Captain Fergus hurried after the others, and our other guests melted away. I found myself standing at the edge of the bluff, just where Bobby had been standing, and I gazed out over the waters of the bay—as if I could see the Nantucket lightship! Ogilvie's boat shot out at full speed, and I watched her until she was a gray speck vanishing into the grayness. Gazing out and seeing nothing, and thinking of submarines! It was absurd. They are not, and yet they haunt me. And I looked down at the little strip of marsh at the foot of my bluff, its waving greens turned to orange under the afternoon sun. A blackbird was flying over those green stems waving in the water. The tide was full, and the Great Painter spread his colors on the little waves. It breathed peace, and here was I thinking of submarines. I cannot get rid of them. What if one of these reports turn out to be true? Why, anything might be happening out by the lightship.

And I saw the red shoulders of the blackbird as he flew. He lighted on a reed stem, which swayed down nearly to the surface of the water; and so swaying up and down, he sent out his clear whistle again and again. He is not troubled by the thought of submarines. His heart is not in turmoil over them.


VII

Over my hayfield, that morning toward the last of June, a pleasant breeze was blowing, and from the southwest, as is the habit of breezes hereabout. A man clad in white flannels, and wandering slowly about, would have found that hayfield cool enough and pleasant, I have no doubt. I found it pleasant, but not cool, for I was mowing. For weeks I sought some one—any one—who would cut my grass, and cut it in June, for I have a prejudice in favor of June for cutting hay. In the last week of June the grass is in full flower—tiny blossoms of a pale violet color—and the stems are swollen with the juices, and rich and tender. I, in my ignorance, believe that it makes more succulent hay than if cut in July, when the stalks have begun to dry up and become thin and wiry. Besides, if it is cut in June it is out of the way, and I can use my hayfield for a ball-field if I am so minded.

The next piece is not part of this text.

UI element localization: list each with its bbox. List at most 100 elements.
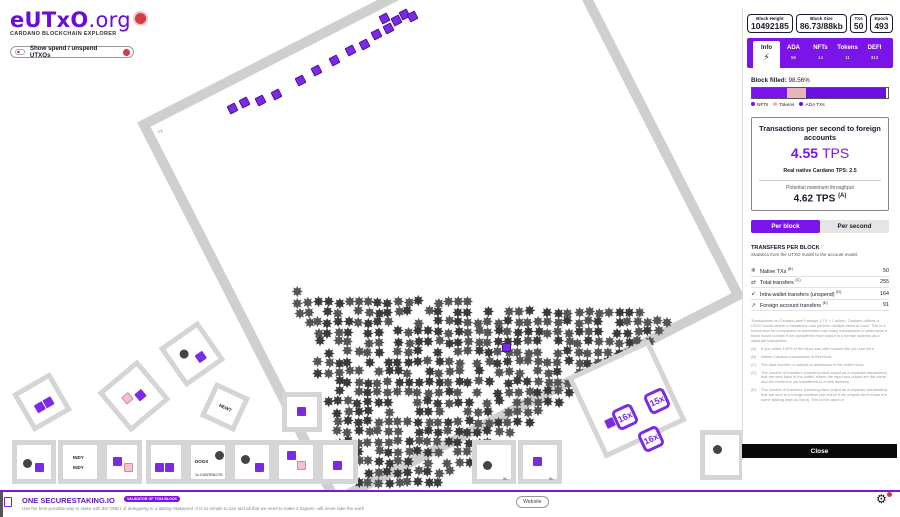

I am no mower, and I have not known what a scythe should be. I was dimly aware that my old scythe was not everything that could be desired, for I remember that when I took it to be ground the man applied it lightly to his stone, then harder, then cursed and bore on with all his might, and cursed again and sweated for half an hour, and charged me ten cents, holding the scythe out to me as if he never wanted to see it again. He observed that it was the hardest scythe he ever see; and I smiled and thanked him, and thought no more of the matter, and walked off with my scythe. And I struggled with that scythe for ten years, never being able to keep it sharp, and spending much more time with the whetstone than I did in mowing, but I did but little mowing, only trimming around here and there. I never got the scythe sharp. I know that now, but I did not know it then, attributing the fault to my own lack of skill.